Science Projects And Inventions

Microscope

"Nature composes some of her loveliest poems for the microscope and the telescope."
Theodore Roszak, academic and historian
The earliest microscope was no more than a single small lens that magnified between six and ten times. Sacharias Jansen and his father, Hans, a lens maker, experimented with combinations of lenses and realized that greater magnification could be obtained by an inversion of the telescope. Their compound microscope combined a magnifying objective lens (the one closest to the object being investigated) with an eye lens at the opposite end of a tube. A focusing device was added by the Italian Galileo Galilei.

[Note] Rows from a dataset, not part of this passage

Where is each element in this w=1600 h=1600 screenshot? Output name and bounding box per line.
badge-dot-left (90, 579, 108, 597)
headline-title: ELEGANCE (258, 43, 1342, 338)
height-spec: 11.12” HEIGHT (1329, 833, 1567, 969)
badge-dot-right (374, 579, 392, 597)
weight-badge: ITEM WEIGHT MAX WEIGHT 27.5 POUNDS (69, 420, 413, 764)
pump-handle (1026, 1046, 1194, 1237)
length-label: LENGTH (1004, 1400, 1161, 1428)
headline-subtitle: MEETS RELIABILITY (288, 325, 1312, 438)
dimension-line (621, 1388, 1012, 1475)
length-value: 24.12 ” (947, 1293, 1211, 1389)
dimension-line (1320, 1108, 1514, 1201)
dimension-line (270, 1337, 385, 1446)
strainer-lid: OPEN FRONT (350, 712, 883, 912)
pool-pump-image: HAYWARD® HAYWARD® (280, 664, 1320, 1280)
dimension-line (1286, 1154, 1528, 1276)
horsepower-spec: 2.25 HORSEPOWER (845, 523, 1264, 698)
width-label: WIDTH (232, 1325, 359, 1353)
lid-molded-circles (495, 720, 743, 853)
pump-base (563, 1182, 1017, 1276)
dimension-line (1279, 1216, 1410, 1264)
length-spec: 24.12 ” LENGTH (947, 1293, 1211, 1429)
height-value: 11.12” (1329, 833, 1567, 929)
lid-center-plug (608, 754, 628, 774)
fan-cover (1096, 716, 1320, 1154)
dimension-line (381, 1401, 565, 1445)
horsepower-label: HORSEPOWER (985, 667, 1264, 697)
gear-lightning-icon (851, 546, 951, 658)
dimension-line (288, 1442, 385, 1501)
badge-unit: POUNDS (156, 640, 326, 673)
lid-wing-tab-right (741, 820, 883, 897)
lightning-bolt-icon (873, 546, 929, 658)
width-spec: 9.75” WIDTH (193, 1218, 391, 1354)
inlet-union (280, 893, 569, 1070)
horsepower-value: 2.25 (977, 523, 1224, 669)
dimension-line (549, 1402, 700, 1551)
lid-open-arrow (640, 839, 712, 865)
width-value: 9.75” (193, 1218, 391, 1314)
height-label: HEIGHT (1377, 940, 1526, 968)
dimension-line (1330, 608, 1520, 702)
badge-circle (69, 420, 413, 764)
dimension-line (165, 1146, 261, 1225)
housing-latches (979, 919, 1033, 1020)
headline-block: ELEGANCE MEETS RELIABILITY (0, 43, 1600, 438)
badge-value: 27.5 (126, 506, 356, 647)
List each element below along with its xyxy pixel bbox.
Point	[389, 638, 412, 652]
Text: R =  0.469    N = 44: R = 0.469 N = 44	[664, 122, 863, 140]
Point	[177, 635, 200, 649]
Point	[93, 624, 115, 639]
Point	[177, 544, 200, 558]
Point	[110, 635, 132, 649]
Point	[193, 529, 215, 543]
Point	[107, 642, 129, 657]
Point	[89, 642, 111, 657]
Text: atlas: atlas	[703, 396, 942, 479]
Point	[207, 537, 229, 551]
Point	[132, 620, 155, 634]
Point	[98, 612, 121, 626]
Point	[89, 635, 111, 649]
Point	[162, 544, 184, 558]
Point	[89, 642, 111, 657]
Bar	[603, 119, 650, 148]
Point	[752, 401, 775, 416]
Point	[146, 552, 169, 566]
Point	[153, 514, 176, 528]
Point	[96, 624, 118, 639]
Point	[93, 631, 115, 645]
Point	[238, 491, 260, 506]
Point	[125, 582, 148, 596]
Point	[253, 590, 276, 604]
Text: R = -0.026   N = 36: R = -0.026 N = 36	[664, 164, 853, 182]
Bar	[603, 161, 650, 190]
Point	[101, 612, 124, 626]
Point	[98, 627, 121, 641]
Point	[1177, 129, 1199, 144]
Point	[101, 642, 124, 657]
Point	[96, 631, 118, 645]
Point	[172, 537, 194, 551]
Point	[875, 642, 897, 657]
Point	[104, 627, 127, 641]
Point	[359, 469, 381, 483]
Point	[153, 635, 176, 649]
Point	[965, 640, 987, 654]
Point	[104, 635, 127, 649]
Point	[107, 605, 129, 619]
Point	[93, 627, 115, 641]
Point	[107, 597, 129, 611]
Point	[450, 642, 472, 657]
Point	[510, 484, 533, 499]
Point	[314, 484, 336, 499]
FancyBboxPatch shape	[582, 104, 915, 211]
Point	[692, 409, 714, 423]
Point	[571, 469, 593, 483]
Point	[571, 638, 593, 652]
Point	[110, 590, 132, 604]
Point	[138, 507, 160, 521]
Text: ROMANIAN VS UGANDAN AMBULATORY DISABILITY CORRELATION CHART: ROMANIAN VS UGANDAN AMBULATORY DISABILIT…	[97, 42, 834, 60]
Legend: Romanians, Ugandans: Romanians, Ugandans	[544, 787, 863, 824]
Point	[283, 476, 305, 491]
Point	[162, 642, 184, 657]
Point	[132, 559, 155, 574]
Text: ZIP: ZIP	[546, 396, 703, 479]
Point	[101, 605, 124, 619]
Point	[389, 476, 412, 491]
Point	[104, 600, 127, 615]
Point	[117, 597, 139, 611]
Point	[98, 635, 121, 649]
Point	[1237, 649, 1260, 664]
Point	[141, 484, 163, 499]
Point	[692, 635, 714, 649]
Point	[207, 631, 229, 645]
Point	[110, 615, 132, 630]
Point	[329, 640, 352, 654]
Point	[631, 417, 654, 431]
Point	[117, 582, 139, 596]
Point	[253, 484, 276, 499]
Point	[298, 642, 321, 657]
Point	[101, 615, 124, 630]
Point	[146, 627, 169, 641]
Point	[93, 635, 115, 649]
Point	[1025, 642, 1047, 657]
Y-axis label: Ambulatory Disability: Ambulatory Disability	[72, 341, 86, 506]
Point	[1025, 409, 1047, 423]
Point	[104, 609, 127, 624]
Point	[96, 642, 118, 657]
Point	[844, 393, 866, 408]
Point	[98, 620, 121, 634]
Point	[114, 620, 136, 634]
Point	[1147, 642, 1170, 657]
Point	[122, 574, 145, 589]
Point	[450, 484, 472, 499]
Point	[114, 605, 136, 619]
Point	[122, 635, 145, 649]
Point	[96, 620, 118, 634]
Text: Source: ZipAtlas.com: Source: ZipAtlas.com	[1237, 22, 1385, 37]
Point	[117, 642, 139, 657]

The circulation of blood through capillaries was observed by the Italian physiologist Marcello Malpighi (1624-1694). The popularity of microscopes was greatly enhanced by the publication of Micrographia (1655) by English scientist Robert Hooke. The Dutchman Anthoni van Leeuwenhoek (1632-1723) used a microscope to count the number of threads in woven cloth, and his refined instrument could magnify 270 times. Van Leeuwenhoek's microscope only had a single lens with a radius of curvature of roughly 0.7 millimeters. He was the first to see microorganisms and blood cells. Of the 500 microscopes manufactured by van Leeuwenhoek, about ten still survive.
In the eighteenth century, improved glass, coupled with multiple objective lenses with smaller focal lengths that could see much finer detail, led to much better microscopes. Stages were added so that samples under investigation could be held securely. The nineteenth century brought the familiar microscope form with its firmly mounted, vibration-free optical tube.